Он словно прислушивался к собственным словам. Потом вдруг рассмеялся своим странным смехом, и лицо его совершенно переменилось.
– Послушай, – сказал он, – и все-таки это никуда не годится! Ты что же, за руку меня в Красной поведешь? Нет, забудем об этом. Тебе-то и правда нужно уехать отсюда, причем поскорее и навсегда. Так что выходи замуж за этого парня и уезжай. Ну подумай ты головой, Лиша!
Он давно уже не лежал, а сидел, обхватив колени руками и отвернувшись от нее.
– Ты говоришь так, словно мы с тобой два нищих оборванца, – сказала она. – Словно нам нечего дать друг другу, словно нам некуда пойти!..
– Вот именно. В этом-то все и дело. Нечего дать и некуда пойти. Мне, например, нечего дать тебе. Неужели ты думаешь, что, если мы уедем отсюда, что-нибудь в этом отношении изменится? Неужели ты думаешь, что там я стану другим человеком? Неужели ты думаешь, что стоит мне завернуть за угол, и?.. – Он пытался шутить, но в словах его слышалась мука.
Лиша стиснула пальцы.
– Нет, я, конечно, ничего такого не думаю, – сказала она. – И не вторь, пожалуйста, всем вокруг. Это они так считают. Говорят, что мы не можем уехать из Ракавы, что нам суждено остаться тут навечно, что я не могу выйти замуж за Санзо Чекея, раз он слепой, что мы не сумеем ничего добиться, раз у нас нет денег… Да, это правда, сущая правда. Но это еще далеко не все! Правильно ли, что нищему нельзя просить? А что же еще делать? И если тебе все-таки достался кусок хлеба, то неужели ты его выбросишь? Знаешь, Санзо, если бы ты чувствовал так, как я, ты взял бы то, что тебе дают, и уже не выпустил бы из рук!

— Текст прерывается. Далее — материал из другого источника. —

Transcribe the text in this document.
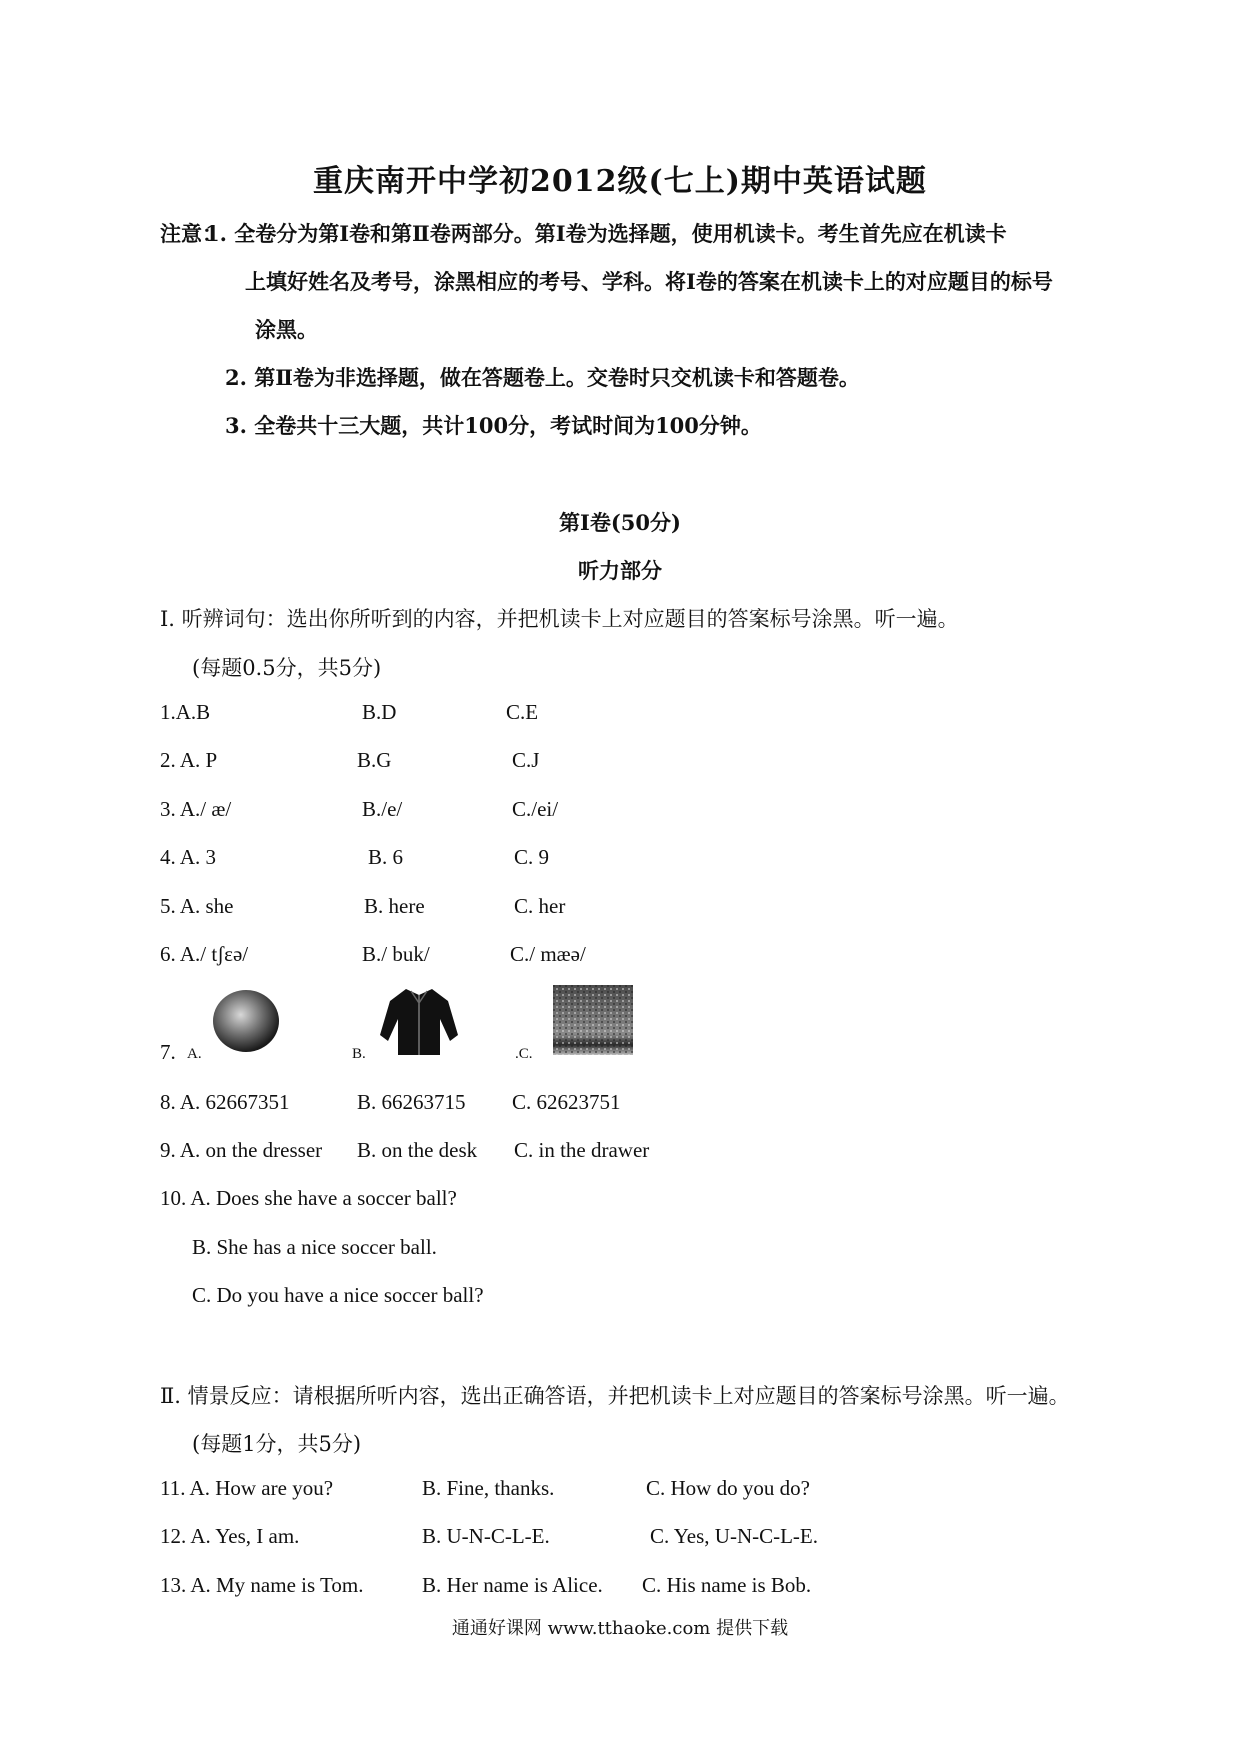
重庆南开中学初2012级(七上)期中英语试题
注意：
1. 全卷分为第Ⅰ卷和第Ⅱ卷两部分。第Ⅰ卷为选择题，使用机读卡。考生首先应在机读卡
上填好姓名及考号，涂黑相应的考号、学科。将Ⅰ卷的答案在机读卡上的对应题目的标号
涂黑。
2. 第Ⅱ卷为非选择题，做在答题卷上。交卷时只交机读卡和答题卷。
3. 全卷共十三大题，共计100分，考试时间为100分钟。
第Ⅰ卷(50分)
听力部分
I. 听辨词句：选出你所听到的内容，并把机读卡上对应题目的答案标号涂黑。听一遍。
(每题0.5分，共5分)
1.A.B	B.D	C.E
2. A. P	B.G	C.J
3. A./ æ/	B./e/	C./ei/
4. A. 3	B. 6	C. 9
5. A. she	B. here	C. her
6. A./ tʃεə/	B./ buk/	C./ mæə/
7. A.	B.	.C.
8. A. 62667351	B. 66263715 C. 62623751
9. A. on the dresser B. on the desk C. in the drawer
10. A. Does she have a soccer ball?
B. She has a nice soccer ball.
C. Do you have a nice soccer ball?
Ⅱ. 情景反应：请根据所听内容，选出正确答语，并把机读卡上对应题目的答案标号涂黑。听一遍。
(每题1分，共5分)
11. A. How are you?	B. Fine, thanks.	C. How do you do?
12. A. Yes, I am.	B. U-N-C-L-E.	C. Yes, U-N-C-L-E.
13. A. My name is Tom.	B. Her name is Alice. C. His name is Bob.
通通好课网 www.tthaoke.com 提供下载
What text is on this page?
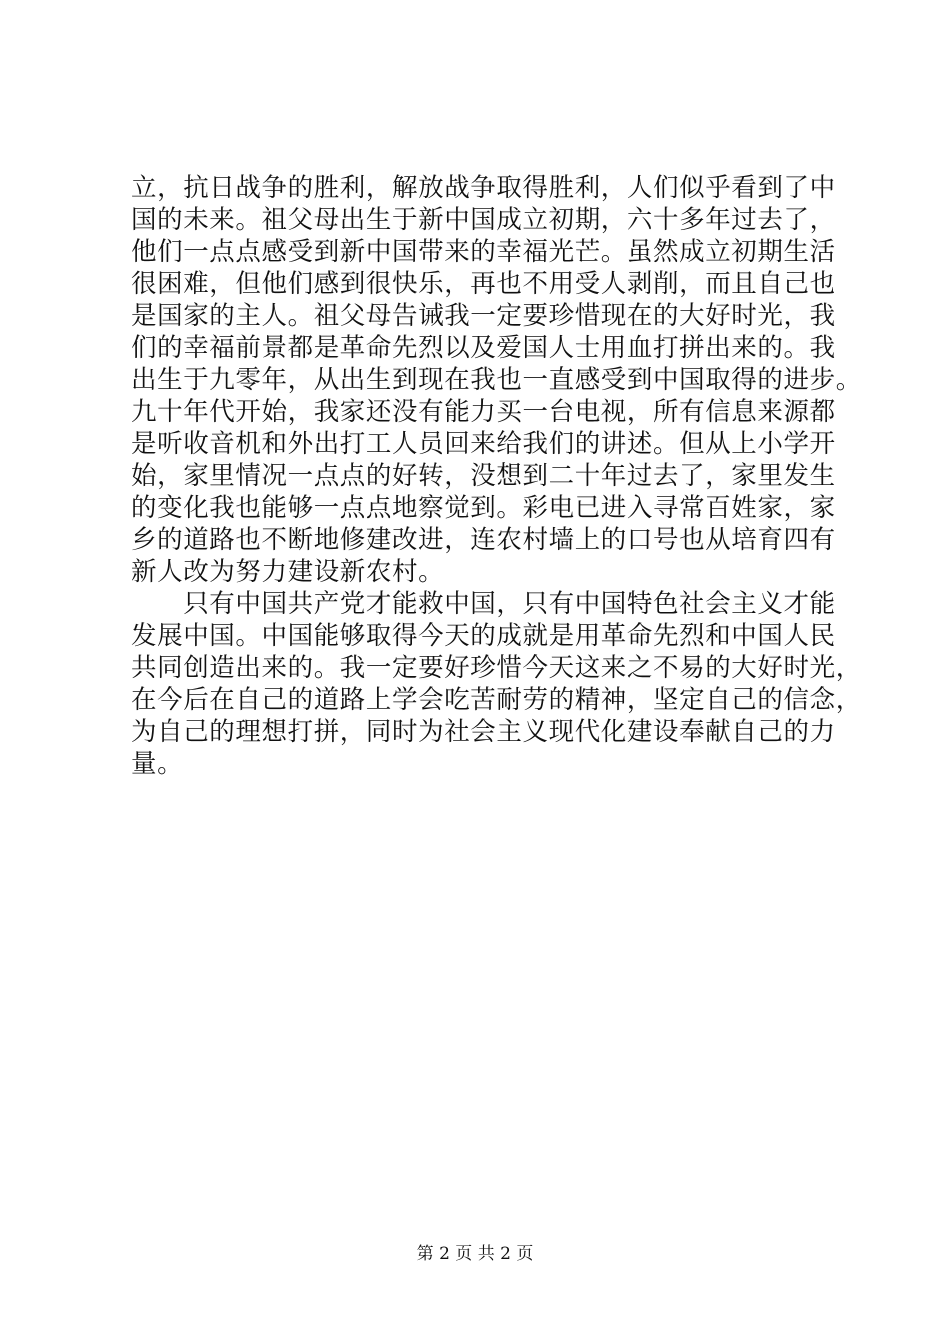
立，抗日战争的胜利，解放战争取得胜利，人们似乎看到了中
国的未来。祖父母出生于新中国成立初期，六十多年过去了，
他们一点点感受到新中国带来的幸福光芒。虽然成立初期生活
很困难，但他们感到很快乐，再也不用受人剥削，而且自己也
是国家的主人。祖父母告诫我一定要珍惜现在的大好时光，我
们的幸福前景都是革命先烈以及爱国人士用血打拼出来的。我
出生于九零年，从出生到现在我也一直感受到中国取得的进步。
九十年代开始，我家还没有能力买一台电视，所有信息来源都
是听收音机和外出打工人员回来给我们的讲述。但从上小学开
始，家里情况一点点的好转，没想到二十年过去了，家里发生
的变化我也能够一点点地察觉到。彩电已进入寻常百姓家，家
乡的道路也不断地修建改进，连农村墙上的口号也从培育四有
新人改为努力建设新农村。
　　只有中国共产党才能救中国，只有中国特色社会主义才能
发展中国。中国能够取得今天的成就是用革命先烈和中国人民
共同创造出来的。我一定要好珍惜今天这来之不易的大好时光，
在今后在自己的道路上学会吃苦耐劳的精神，坚定自己的信念，
为自己的理想打拼，同时为社会主义现代化建设奉献自己的力
量。
第 2 页 共 2 页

– Лиша, – сказал он, – о господи, да я же не хочу выпускать это из рук!.. Ничего другого мне…
Он потянулся к ней, и она бросилась ему на шею; они сжали друг друга в объятиях. Он хотел было что-то сказать, но долгое время не мог вымолвить ни слова.
– Ты знаешь, что я хочу тебя, что ты нужна мне, что больше для меня ничего на свете не существует, что больше у меня ничего и нет…
Он заикался, и она, отталкивая его, отвергая эту его нужду в ней, твердила: «Нет, нет, нет, нет», но сама все сильнее прижималась к нему. И даже сейчас сил у нее оказалось все-таки значительно меньше, чем у него. Через некоторое время он сам отпустил ее, взял ее руку, легонько погладил и сказал довольно спокойно:
– Послушай, Лиша, я действительно… ты же знаешь! Только шансов у нас очень мало, Лиша.
– У нас их никогда не будет слишком много.
– Тебе-то удача вполне могла бы улыбнуться.
– Ты – моя удача, и пусть шансов у нас очень мало, – сказала она с легкой горечью и одновременно с глубокой верой.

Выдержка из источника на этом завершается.